Deze zullen de nieren aanzetten om overtollig vocht via de urine uit te scheiden. Door deze hoeveelheid vocht te verlagen, daalt de bloeddruk aanzienlijk en heeft het hart minder kracht nodig om het bloed rond te pompen.
Prostaglandines
Er zijn 2 soorten prostaglandines: Prostaglandine E1 en prostaglandine E2. Zowel PGE1 als PGE2 worden geproduceerd door de placenta en zijn even krachtig. Zij hebben als functie de ductus arteriosus open te houden tijdens de zwangerschap.
Bij de geboorte van het kind, zal deze opening geleidelijk aan sluiten door de afwezigheid van deze prostaglandines.

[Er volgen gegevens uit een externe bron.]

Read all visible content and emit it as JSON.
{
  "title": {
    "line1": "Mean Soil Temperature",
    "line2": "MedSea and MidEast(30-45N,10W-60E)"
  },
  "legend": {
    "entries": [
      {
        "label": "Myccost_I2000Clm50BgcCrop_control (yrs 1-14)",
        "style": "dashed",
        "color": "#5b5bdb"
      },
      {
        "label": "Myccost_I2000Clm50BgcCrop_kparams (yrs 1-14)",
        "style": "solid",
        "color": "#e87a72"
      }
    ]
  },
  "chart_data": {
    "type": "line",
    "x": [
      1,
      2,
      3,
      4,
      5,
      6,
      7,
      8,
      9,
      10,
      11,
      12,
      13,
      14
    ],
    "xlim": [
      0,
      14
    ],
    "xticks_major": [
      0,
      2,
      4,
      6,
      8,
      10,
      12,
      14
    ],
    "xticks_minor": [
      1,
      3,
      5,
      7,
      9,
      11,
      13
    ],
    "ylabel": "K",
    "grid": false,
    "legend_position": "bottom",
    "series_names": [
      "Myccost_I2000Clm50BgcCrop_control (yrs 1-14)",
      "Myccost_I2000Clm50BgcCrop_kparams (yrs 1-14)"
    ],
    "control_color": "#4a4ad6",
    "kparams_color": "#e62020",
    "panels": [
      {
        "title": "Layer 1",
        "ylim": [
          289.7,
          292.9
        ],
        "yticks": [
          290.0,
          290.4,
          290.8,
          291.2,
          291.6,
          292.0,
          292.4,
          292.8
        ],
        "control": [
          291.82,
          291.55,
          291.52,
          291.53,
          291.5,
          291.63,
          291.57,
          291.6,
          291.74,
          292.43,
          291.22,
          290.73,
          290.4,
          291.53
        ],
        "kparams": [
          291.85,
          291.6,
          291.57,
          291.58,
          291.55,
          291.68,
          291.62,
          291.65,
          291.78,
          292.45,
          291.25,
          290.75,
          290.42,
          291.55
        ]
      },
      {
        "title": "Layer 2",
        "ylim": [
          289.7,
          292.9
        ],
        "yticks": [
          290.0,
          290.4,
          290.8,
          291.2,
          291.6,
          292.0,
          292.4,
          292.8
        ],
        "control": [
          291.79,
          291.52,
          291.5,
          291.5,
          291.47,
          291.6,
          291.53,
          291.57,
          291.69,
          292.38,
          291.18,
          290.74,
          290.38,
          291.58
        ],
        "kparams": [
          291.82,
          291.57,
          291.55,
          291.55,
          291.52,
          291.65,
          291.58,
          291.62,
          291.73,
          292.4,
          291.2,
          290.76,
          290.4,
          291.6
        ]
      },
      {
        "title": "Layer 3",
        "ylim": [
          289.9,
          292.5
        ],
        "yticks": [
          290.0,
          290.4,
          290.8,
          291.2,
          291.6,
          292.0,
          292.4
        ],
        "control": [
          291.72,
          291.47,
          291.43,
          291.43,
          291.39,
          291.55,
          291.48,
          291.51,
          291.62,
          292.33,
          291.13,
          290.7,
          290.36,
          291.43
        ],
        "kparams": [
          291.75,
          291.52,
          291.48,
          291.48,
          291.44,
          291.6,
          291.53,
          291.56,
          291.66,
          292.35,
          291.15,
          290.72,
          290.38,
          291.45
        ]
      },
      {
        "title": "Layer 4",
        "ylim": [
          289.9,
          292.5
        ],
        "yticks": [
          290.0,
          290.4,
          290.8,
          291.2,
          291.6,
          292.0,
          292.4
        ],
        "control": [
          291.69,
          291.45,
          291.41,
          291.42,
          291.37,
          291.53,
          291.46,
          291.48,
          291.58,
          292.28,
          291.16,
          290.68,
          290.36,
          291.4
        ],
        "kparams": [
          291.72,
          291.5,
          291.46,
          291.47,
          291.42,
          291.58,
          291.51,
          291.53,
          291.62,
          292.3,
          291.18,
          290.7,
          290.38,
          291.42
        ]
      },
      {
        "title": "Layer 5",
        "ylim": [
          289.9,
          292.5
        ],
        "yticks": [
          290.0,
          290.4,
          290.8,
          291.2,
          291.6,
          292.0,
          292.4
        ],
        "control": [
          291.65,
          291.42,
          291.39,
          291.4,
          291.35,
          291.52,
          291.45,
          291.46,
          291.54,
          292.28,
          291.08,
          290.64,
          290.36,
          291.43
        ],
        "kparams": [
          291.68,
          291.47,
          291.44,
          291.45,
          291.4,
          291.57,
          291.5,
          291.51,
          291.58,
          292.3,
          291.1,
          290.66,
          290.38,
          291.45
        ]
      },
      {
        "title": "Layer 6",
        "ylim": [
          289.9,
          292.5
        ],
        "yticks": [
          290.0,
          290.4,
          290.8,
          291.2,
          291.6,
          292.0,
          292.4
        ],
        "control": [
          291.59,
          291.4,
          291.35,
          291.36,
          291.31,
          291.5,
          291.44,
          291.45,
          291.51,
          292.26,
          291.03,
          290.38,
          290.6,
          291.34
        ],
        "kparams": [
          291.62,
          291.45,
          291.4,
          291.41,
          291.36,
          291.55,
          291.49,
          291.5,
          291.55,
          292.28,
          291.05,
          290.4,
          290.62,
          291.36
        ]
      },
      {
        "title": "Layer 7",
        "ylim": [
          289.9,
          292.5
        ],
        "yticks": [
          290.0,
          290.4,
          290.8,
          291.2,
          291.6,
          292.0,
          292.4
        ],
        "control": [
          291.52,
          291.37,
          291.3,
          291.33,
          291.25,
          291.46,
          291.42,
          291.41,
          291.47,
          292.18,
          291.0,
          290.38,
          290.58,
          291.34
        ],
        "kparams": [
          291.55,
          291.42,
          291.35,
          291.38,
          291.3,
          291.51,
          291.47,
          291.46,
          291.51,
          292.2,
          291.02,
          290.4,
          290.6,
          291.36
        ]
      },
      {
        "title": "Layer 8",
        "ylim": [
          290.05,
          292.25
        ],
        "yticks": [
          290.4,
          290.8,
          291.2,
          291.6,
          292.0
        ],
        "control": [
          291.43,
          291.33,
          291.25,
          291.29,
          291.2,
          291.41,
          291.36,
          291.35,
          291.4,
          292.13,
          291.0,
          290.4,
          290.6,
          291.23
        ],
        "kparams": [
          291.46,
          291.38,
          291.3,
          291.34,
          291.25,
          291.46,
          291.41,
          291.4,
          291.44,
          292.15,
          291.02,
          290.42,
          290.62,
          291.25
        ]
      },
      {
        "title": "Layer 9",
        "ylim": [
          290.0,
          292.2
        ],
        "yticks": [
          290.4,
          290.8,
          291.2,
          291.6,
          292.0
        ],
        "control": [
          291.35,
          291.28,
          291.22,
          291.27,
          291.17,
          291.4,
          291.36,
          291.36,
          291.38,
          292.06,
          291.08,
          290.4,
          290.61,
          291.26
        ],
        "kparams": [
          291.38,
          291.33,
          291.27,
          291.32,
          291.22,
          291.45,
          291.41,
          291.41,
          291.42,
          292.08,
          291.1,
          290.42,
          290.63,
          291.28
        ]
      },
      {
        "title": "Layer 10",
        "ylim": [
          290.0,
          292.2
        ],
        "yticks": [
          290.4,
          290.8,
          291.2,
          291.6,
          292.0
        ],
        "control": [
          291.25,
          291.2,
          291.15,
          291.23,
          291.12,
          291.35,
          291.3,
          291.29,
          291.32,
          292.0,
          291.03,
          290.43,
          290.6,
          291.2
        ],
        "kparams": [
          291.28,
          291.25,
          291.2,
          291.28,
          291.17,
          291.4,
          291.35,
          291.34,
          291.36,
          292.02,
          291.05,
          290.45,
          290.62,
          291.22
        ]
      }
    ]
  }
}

Bij vermoeden van een ductusafhankelijke bloedcirculatie is het van belang om a.d.h.v. synthetische prostaglandines deze opening open te houden of te heropenen.
Belangrijk om te weten is dat er verschillende bijwerkingen of complicaties kunnen optreden als gevolg van deze toediening. Deze kunnen zeer verscheiden zijn, gaande van tijdelijke apneus tot hypotensie, NEC en hyperthermie. Prostaglandine zet aan tot verwijding van alle bloedvaten.
Het toedienen van prostaglandines bij een aangeboren hartafwijking is een belangrijke therapieoptie, vooral voor te vroeg geboren baby’s, om de bloedcirculatie op peil te houden totdat een eventuele operatie mogelijk is.
Bètablokkers
Bètablokkers kunnen gebruikt worden om de effecten van hoge bloeddrukken, hartritmestoornissen en aanvallen van blauw zien te onderdrukken.
Bètablokkers gaan door het blokkeren van de bètareceptoren de invloed van adrenaline remmen. Adrenaline is een hormoon aangemaakt door ons lichaam, die instaat voor de verhoging van de hartfrequentie, toename van het hartminuutvolume en verhoging van de bloeddruk.
Op deze manier zal de hartfrequentie dus dalen, alsook de bloeddruk en het hartminuutvolume.